ここはどこだろう。真っ暗闇で誰もいなくて、呼びかけても誰も返事をしてくれない。
旅の相棒の名前を呼んでみても僕の声が闇に吸い込まれていくだけだ。
だんだんと心細くなってきたけど、それでも諦めずに呼びかけていると前から相棒が、彼が歩いてきた。
嬉しくなって駆け寄った瞬間、彼が血を吐き出して倒れた。
とっさに彼を支えようとしたけど、体格と身長差から支えきれずに彼と共に倒れてしまった。
僕は声をかけながら彼を揺さぶるけど、彼は動かないし喋りもしない。……むしろ、どんどん冷たくなっていく。

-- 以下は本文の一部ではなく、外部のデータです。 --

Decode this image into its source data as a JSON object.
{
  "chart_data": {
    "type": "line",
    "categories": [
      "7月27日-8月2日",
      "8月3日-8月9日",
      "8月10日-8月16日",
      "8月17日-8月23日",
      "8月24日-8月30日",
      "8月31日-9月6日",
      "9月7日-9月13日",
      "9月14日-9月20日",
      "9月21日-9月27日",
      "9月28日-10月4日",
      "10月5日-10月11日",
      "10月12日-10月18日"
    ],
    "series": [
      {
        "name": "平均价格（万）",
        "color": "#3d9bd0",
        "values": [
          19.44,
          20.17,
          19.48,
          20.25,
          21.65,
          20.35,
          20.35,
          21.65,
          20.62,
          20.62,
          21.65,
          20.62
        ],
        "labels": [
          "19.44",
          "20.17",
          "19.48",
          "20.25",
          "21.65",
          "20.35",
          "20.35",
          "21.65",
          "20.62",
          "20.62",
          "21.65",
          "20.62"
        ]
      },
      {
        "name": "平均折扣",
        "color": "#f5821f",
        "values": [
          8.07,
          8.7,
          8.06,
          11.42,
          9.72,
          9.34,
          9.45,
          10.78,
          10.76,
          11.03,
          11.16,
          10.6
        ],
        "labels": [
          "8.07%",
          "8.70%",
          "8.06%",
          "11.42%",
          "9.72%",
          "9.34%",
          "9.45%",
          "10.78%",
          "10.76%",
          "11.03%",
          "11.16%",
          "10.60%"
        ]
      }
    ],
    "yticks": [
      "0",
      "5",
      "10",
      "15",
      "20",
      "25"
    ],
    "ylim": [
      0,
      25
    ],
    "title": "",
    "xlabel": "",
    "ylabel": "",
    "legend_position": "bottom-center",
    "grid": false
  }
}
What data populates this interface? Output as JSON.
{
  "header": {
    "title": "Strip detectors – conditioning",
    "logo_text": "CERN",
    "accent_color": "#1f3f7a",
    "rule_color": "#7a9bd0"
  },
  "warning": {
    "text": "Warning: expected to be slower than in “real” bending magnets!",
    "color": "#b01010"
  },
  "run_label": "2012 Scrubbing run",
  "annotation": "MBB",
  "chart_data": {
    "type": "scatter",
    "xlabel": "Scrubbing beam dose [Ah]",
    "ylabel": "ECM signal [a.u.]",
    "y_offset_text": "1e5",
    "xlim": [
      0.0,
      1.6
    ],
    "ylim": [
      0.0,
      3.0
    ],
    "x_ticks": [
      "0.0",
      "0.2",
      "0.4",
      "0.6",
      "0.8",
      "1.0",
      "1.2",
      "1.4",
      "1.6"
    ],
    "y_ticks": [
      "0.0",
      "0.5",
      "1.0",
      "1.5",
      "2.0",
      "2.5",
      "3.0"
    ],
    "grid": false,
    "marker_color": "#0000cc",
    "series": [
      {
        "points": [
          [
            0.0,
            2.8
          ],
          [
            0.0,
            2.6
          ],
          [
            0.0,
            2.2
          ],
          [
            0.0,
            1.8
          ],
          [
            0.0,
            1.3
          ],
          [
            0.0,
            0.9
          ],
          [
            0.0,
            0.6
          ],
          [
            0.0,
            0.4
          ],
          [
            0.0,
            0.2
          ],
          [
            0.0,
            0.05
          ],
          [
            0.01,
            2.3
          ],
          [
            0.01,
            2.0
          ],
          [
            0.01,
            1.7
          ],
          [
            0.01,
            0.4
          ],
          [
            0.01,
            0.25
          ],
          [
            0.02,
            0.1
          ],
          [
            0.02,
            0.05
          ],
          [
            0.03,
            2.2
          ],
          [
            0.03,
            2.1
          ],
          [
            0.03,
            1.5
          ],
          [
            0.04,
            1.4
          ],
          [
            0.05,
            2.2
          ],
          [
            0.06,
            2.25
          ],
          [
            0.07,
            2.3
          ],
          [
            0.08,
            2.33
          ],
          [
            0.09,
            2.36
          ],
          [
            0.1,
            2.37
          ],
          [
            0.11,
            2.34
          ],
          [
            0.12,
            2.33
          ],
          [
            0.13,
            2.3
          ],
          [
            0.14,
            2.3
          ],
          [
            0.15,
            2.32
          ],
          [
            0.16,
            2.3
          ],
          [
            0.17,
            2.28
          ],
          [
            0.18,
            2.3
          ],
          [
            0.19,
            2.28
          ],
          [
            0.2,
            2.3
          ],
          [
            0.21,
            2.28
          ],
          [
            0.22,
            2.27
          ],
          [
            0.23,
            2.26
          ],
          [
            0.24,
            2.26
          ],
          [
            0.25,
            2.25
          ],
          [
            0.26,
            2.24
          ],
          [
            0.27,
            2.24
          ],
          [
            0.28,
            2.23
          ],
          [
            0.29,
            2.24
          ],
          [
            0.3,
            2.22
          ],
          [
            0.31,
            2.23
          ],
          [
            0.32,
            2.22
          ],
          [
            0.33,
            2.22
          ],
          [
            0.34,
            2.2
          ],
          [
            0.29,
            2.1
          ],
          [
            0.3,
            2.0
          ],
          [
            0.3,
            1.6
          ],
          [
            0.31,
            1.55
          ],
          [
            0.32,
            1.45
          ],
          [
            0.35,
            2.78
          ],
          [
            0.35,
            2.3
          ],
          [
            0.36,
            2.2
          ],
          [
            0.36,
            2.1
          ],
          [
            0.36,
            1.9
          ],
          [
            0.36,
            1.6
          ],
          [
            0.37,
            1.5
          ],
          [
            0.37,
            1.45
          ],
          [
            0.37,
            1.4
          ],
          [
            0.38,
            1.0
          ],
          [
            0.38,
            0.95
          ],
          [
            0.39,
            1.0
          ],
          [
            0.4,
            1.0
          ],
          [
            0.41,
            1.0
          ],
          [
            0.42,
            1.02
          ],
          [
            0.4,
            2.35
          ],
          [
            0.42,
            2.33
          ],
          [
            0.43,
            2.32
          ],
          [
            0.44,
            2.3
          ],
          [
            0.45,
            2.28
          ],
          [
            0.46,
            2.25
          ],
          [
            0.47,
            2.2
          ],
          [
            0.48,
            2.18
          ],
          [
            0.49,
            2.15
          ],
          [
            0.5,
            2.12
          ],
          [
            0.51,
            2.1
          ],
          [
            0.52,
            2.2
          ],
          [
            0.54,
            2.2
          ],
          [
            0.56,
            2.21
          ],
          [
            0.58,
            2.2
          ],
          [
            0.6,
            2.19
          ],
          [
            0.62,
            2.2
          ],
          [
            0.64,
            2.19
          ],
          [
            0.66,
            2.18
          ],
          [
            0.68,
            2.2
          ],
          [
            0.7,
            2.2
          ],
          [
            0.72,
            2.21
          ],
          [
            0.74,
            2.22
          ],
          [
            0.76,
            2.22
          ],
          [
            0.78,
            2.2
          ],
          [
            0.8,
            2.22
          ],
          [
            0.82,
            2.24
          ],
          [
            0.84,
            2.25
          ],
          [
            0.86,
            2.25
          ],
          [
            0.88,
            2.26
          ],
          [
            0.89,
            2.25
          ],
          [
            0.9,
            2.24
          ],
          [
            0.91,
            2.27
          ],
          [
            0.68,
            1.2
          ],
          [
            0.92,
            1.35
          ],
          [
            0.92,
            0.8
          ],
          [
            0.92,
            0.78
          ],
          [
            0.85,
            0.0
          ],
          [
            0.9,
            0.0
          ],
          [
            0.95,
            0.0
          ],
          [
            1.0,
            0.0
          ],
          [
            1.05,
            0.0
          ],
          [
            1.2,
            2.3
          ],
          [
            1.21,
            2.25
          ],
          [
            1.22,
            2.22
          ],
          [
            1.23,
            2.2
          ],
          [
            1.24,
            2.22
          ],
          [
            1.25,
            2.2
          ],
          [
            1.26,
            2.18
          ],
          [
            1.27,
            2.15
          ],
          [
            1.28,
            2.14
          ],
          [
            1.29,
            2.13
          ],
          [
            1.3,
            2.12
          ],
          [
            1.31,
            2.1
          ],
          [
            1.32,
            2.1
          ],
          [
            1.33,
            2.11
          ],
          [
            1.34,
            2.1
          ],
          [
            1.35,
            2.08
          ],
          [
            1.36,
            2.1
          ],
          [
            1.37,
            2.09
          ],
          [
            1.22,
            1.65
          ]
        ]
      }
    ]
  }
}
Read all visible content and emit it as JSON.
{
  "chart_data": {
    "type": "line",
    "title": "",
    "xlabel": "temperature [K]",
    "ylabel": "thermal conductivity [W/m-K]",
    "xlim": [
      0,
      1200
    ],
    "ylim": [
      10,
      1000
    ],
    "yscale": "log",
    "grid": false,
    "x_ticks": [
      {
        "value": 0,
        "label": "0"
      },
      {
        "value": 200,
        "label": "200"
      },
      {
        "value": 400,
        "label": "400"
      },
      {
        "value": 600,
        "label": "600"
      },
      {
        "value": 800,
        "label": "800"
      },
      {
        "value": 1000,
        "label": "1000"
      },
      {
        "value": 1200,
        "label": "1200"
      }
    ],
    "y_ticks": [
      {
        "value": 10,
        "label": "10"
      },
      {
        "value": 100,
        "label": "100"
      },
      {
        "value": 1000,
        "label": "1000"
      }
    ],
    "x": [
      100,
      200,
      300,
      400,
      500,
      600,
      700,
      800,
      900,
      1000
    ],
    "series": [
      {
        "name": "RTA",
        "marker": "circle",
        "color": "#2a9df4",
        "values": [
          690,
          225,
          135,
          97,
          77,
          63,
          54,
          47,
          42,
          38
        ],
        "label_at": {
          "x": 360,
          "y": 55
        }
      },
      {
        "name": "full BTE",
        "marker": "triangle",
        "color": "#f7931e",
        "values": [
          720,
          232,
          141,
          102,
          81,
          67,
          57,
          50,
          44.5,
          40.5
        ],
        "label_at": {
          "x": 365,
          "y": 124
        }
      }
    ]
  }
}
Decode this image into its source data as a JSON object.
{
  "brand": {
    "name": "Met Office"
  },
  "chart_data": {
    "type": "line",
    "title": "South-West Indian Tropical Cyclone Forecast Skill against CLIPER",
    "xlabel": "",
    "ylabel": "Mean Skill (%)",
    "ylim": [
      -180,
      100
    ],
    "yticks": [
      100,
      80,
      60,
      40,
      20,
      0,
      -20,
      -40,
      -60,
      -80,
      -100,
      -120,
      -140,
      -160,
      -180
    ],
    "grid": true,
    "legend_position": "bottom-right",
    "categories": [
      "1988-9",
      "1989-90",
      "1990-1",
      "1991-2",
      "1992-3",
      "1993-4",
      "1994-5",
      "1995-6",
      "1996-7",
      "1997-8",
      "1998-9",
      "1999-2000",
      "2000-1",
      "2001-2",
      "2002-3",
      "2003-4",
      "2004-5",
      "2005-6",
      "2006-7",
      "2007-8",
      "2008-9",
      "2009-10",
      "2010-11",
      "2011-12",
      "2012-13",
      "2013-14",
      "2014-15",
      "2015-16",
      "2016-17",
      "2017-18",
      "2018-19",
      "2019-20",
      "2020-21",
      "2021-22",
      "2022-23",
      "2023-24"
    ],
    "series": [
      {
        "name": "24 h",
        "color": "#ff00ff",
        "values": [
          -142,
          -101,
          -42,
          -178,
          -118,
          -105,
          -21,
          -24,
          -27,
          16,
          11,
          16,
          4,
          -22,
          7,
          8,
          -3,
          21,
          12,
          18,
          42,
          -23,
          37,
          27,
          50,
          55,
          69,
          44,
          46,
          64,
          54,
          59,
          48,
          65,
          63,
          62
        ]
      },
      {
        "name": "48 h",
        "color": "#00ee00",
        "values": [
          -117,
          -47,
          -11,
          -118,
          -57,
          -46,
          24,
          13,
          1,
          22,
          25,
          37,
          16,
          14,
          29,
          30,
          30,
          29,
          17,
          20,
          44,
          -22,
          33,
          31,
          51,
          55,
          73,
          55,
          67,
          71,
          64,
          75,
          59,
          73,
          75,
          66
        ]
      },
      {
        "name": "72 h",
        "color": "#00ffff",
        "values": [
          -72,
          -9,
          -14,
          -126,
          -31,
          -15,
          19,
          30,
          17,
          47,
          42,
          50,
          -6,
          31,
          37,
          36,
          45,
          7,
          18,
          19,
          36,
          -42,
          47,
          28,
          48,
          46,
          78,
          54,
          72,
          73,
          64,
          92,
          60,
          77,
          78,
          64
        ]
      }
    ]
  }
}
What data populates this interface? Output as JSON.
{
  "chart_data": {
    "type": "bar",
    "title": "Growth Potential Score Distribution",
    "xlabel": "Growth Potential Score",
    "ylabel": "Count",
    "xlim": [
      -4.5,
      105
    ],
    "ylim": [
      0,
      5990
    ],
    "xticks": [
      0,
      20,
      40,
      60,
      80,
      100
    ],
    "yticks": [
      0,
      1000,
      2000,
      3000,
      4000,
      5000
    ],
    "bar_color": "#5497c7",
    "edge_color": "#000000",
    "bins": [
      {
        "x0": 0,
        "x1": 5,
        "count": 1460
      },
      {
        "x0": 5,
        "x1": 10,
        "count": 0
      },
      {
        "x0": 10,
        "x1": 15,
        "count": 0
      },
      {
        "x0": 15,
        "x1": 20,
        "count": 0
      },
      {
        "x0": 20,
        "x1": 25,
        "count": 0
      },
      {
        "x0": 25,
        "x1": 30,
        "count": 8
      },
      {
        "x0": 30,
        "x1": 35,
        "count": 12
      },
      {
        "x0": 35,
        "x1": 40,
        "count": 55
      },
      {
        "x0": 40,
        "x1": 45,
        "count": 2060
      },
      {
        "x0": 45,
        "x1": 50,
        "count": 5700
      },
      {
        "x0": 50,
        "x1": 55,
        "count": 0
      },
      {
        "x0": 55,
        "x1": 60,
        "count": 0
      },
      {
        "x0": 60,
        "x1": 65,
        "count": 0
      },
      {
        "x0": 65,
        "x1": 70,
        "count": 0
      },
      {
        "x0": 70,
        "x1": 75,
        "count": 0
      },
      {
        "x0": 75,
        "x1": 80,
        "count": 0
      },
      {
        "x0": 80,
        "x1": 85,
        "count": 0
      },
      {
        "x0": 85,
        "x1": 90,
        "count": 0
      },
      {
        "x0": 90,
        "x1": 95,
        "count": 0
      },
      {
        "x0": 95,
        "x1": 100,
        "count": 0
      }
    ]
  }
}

「やだっ! やだぁ……! ひとりに……っ、僕をひとりにしないで!
お願いだから……、起きてよぉ……」
泣きながら揺さぶっていると、どこからか僕の名を呼ぶ声がする。
それがひときわハッキリ聞こえた瞬間、僕の目が覚めた。
さっきのは夢だったんだと息を吐いて安心していると心配そうに彼が声をかけてきた。
「すごい魘されてたが……大丈夫か?」
「……ねえ、座って」
「は?」
「いいから!」
困惑顔の彼だったけど僕の言う通りに座り、僕は彼の膝の上に座って胸に耳を当てる。
ドクン、ドクン、と熱い鼓動が聞こえる。
その音を聞いていると、ああ彼は生きているんだと無性に喜びを感じて、さっきまで荒れ狂っていた心が静かに凪いでいく。
「怖い夢でも見た……んだよな。
お前の行動から察するに……俺が死ぬ夢とかか?」
彼の言葉には答えずに黙っていたら彼はそれを図星だと受け取り、ククッと笑った。
「いつもはしっかりしてんのに、やっぱガキだな」
「ガキじゃない。もう立派な十歳だもん。それに、笑い事なんかじゃないし……」
「そーかそーか。だが俺は嬉しいぜ?
お前の年相応なところ見られて、な」
彼は僕をギュッと抱きしめて僕の耳元で囁いた。
「大丈夫。俺は死なねえよ。つか俺がお前を置いて逝くわけねえだろ」
その言葉が嬉しくて、僕は自然と笑顔で頷いていた。
彼ならこの言葉を嘘にはしない。
誰に何と言われようと僕は心からそう思っている。